A "guerra comercial" entre EUA e China escala e pode sair do controle

19 de maio de 2020

David Goldman, Asia Times, 18 de maio de 2020

Trump lança mão da opção nuclear para impedir o lançamento da banda larga móvel 5G pela chinesa de telecomunicações. A iniciativa pode levar à retirada dos EUA do mercado asiático.

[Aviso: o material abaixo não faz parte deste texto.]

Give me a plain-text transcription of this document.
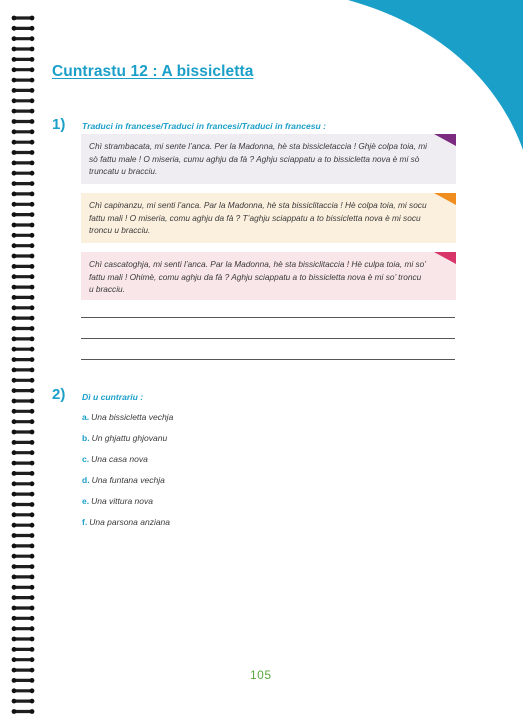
Cuntrastu 12 : A bissicletta
1) Traduci in francese/Traduci in francesi/Traduci in francesu :
Chì strambacata, mi sente l’anca. Per la Madonna, hè sta bissicletaccia ! Ghjè colpa toia, mi
sò fattu male ! O miseria, cumu aghju da fà ? Aghju sciappatu a to bissicletta nova è mi sò
truncatu u bracciu.
Chì capinanzu, mi senti l’anca. Par la Madonna, hè sta bissiclitaccia ! Hè colpa toia, mi socu
fattu mali ! O miseria, comu aghju da fà ? T’aghju sciappatu a to bissicletta nova è mi socu
troncu u bracciu.
Chì cascatoghja, mi senti l’anca. Par la Madonna, hè sta bissiclitaccia ! Hè culpa toia, mi so’
fattu mali ! Ohimè, comu aghju da fà ? Aghju sciappatu a to bissicletta nova è mi so’ troncu
u bracciu.
2) Dì u cuntrariu :
a. Una bissicletta vechja
b. Un ghjattu ghjovanu
c. Una casa nova
d. Una funtana vechja
e. Una vittura nova
f. Una parsona anziana
105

Depois de uma campanha fracassada de dois anos para impedir que a Huawei Technologies da China liderasse a implantação mundial de banda larga móvel 5G, o governo Trump anunciou a chamada opção nuclear, afirmando o controle sobre as vendas de chips de computador fabricados em qualquer lugar do mundo com equipamentos dos EUA.

Empresas do Vale do Silício, como a LAM e a Applied Materials, fornecem equipamentos de ponta para os gigantes da produção de chips que fabricam os chips projetados pela Huawei, e o governo dos EUA anunciou sexta-feira que pode impedir o acesso da Huawei aos chips de primeira linha comprados da Taiwan Semiconductor Manufacturing Corp (TSMC).

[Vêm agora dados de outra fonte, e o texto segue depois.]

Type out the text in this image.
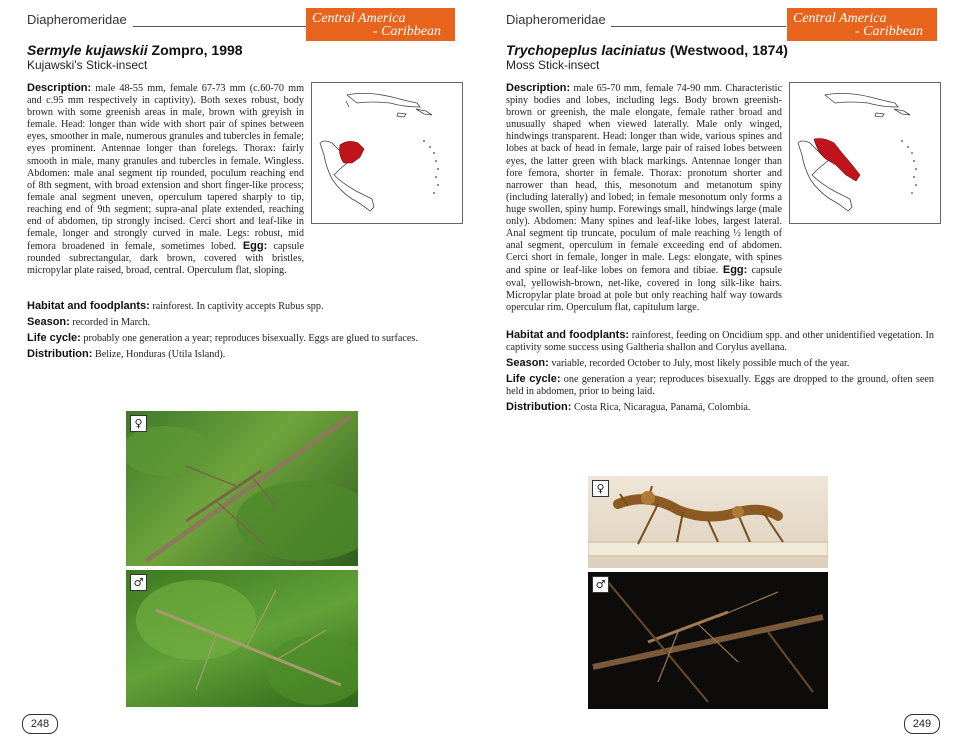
Diapheromeridae	Central America
- Caribbean
Sermyle kujawskii Zompro, 1998
Kujawski's Stick-insect

Description: male 48-55 mm, female 67-73 mm (c.60-70 mm and c.95 mm respectively in captivity). Both sexes robust, body brown with some greenish areas in male, brown with greyish in female. Head: longer than wide with short pair of spines between eyes, smoother in male, numerous granules and tubercles in female; eyes prominent. Antennae longer than forelegs. Thorax: fairly smooth in male, many granules and tubercles in female. Wingless. Abdomen: male anal segment tip rounded, poculum reaching end of 8th segment, with broad extension and short finger-like process; female anal segment uneven, operculum tapered sharply to tip, reaching end of 9th segment; supra-anal plate extended, reaching end of abdomen, tip strongly incised. Cerci short and leaf-like in female, longer and strongly curved in male. Legs: robust, mid femora broadened in female, sometimes lobed. Egg: capsule rounded subrectangular, dark brown, covered with bristles, micropylar plate raised, broad, central. Operculum flat, sloping.

Habitat and foodplants: rainforest. In captivity accepts Rubus spp.

Season: recorded in March.

Life cycle: probably one generation a year; reproduces bisexually. Eggs are glued to surfaces.

Distribution: Belize, Honduras (Utila Island).

♀
♂
248
Diapheromeridae	Central America
- Caribbean
Trychopeplus laciniatus (Westwood, 1874)
Moss Stick-insect

Description: male 65-70 mm, female 74-90 mm. Characteristic spiny bodies and lobes, including legs. Body brown greenish-brown or greenish, the male elongate, female rather broad and unusually shaped when viewed laterally. Male only winged, hindwings transparent. Head: longer than wide, various spines and lobes at back of head in female, large pair of raised lobes between eyes, the latter green with black markings. Antennae longer than fore femora, shorter in female. Thorax: pronotum shorter and narrower than head, this, mesonotum and metanotum spiny (including laterally) and lobed; in female mesonotum only forms a huge swollen, spiny hump. Forewings small, hindwings large (male only). Abdomen: Many spines and leaf-like lobes, largest lateral. Anal segment tip truncate, poculum of male reaching ½ length of anal segment, operculum in female exceeding end of abdomen. Cerci short in female, longer in male. Legs: elongate, with spines and spine or leaf-like lobes on femora and tibiae. Egg: capsule oval, yellowish-brown, net-like, covered in long silk-like hairs. Micropylar plate broad at pole but only reaching half way towards opercular rim. Operculum flat, capitulum large.

Habitat and foodplants: rainforest, feeding on Oncidium spp. and other unidentified vegetation. In captivity some success using Galtheria shallon and Corylus avellana.

Season: variable, recorded October to July, most likely possible much of the year.

Life cycle: one generation a year; reproduces bisexually. Eggs are dropped to the ground, often seen held in abdomen, prior to being laid.

Distribution: Costa Rica, Nicaragua, Panamá, Colombia.

♀
♂
249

A proibição pode se aplicar não apenas aos chips de última geração que a Huawei compra de fabricantes de Taiwan para seus smartphones e servidores de última geração, mas também a dispositivos de radiofrequência que alimentam suas estações base 5G. Isso pode atrasar o lançamento interno de 5G de US $ 170 bilhões da China e dificultar a construção da rede da Huawei em outros lugares, de acordo com especialistas do setor.

No início deste ano, o governo Trump apresentou vários planos de concorrência com a Huawei, incluindo uma abordagem "5G virtual" que substitui o software por hardware, ou a compra da Ericsson, a Suécia, o segundo maior construtor de redes 5G. Atualmente, a Ericsson vale cerca de US $ 28 bilhões; adicione um prêmio de aquisição e um aporte de US $ 15 bilhões ao seu orçamento de pesquisa e desenvolvimento e, por US $ 50 bilhões, os EUA teriam um campeão nacional para enfrentar a Huawei. A guerra tecnológica pode custar aos EUA muitas vezes esse valor.

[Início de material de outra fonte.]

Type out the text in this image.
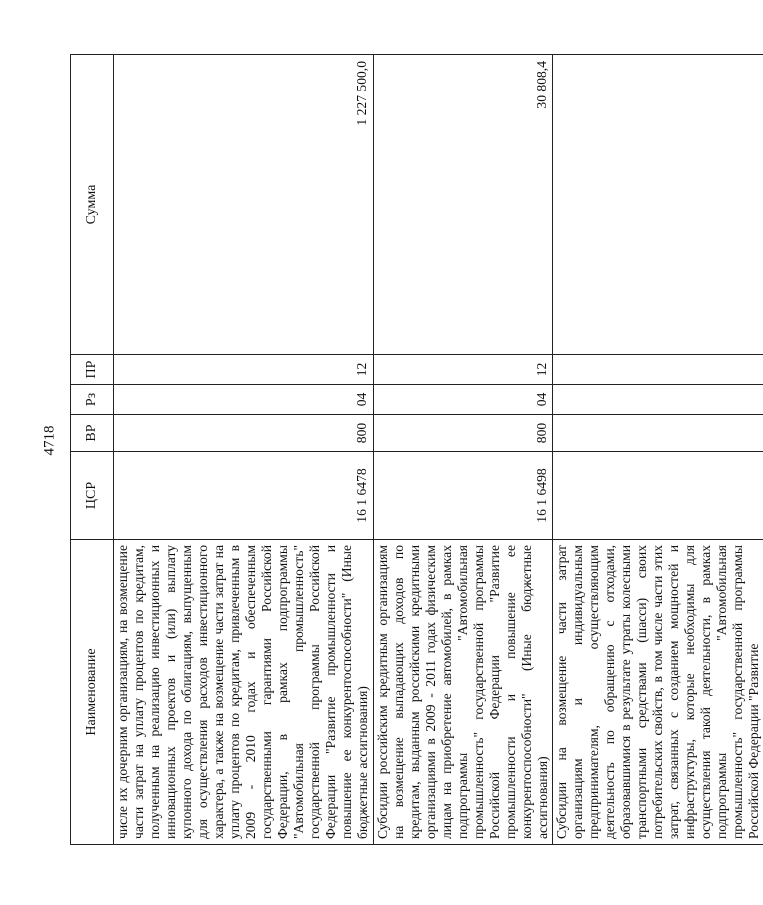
4718
Наименование	ЦСР	ВР	Рз	ПР	Сумма
числе их дочерним организациям, на возмещение части затрат на уплату процентов по кредитам, полученным на реализацию инвестиционных и инновационных проектов и (или) выплату купонного дохода по облигациям, выпущенным для осуществления расходов инвестиционного характера, а также на возмещение части затрат на уплату процентов по кредитам, привлеченным в 2009 - 2010 годах и обеспеченным государственными гарантиями Российской Федерации, в рамках подпрограммы "Автомобильная промышленность" государственной программы Российской Федерации "Развитие промышленности и повышение ее конкурентоспособности" (Иные бюджетные ассигнования)	16 1 6478	800	04	12	1 227 500,0
Субсидии российским кредитным организациям на возмещение выпадающих доходов по кредитам, выданным российскими кредитными организациями в 2009 - 2011 годах физическим лицам на приобретение автомобилей, в рамках подпрограммы "Автомобильная промышленность" государственной программы Российской Федерации "Развитие промышленности и повышение ее конкурентоспособности" (Иные бюджетные ассигнования)	16 1 6498	800	04	12	30 808,4
Субсидии на возмещение части затрат организациям и индивидуальным предпринимателям, осуществляющим деятельность по обращению с отходами, образовавшимися в результате утраты колесными транспортными средствами (шасси) своих потребительских свойств, в том числе части этих затрат, связанных с созданием мощностей и инфраструктуры, которые необходимы для осуществления такой деятельности, в рамках подпрограммы "Автомобильная промышленность" государственной программы Российской Федерации "Развитие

Se a China retaliar fechando as empresas de tecnologia dos EUA no mercado chinês, o resultado será um colapso do comércio de tecnologia transpacífico, agravando o que já é a pior crise econômica desde a Segunda Guerra Mundial. Ambos os lados sofrerão, talvez gravemente. A disputa tem o potencial de se transformar em uma guerra comercial que levaria o mundo à depressão.

A médio prazo, a China construirá substitutos para os equipamentos dos EUA. A China compra quase 60% dos semicondutores do mundo, e a perda do mercado chinês prejudicaria a indústria americana de semicondutores.

Quando os EUA impediram os fabricantes de chips americanos de vender chips para a empresa de equipamentos de telecomunicações número dois da China ZTE em abril de 2018, a empresa fechou. Em dezembro de 2018, porém, a Huawei havia projetado seu próprio chipset para smartphones com capacidade compatível com a da Qualcomm.

A TSMC fabrica os chips, e é isso que a nova regra dos EUA ameaça bloquear.

As novas regras dos EUA empurram o mundo para um território desconhecido. Os semicondutores impulsionaram a transformação digital da economia mundial, e seu design e fabricação combinam tecnologia de milhares de empresas em dezenas de países.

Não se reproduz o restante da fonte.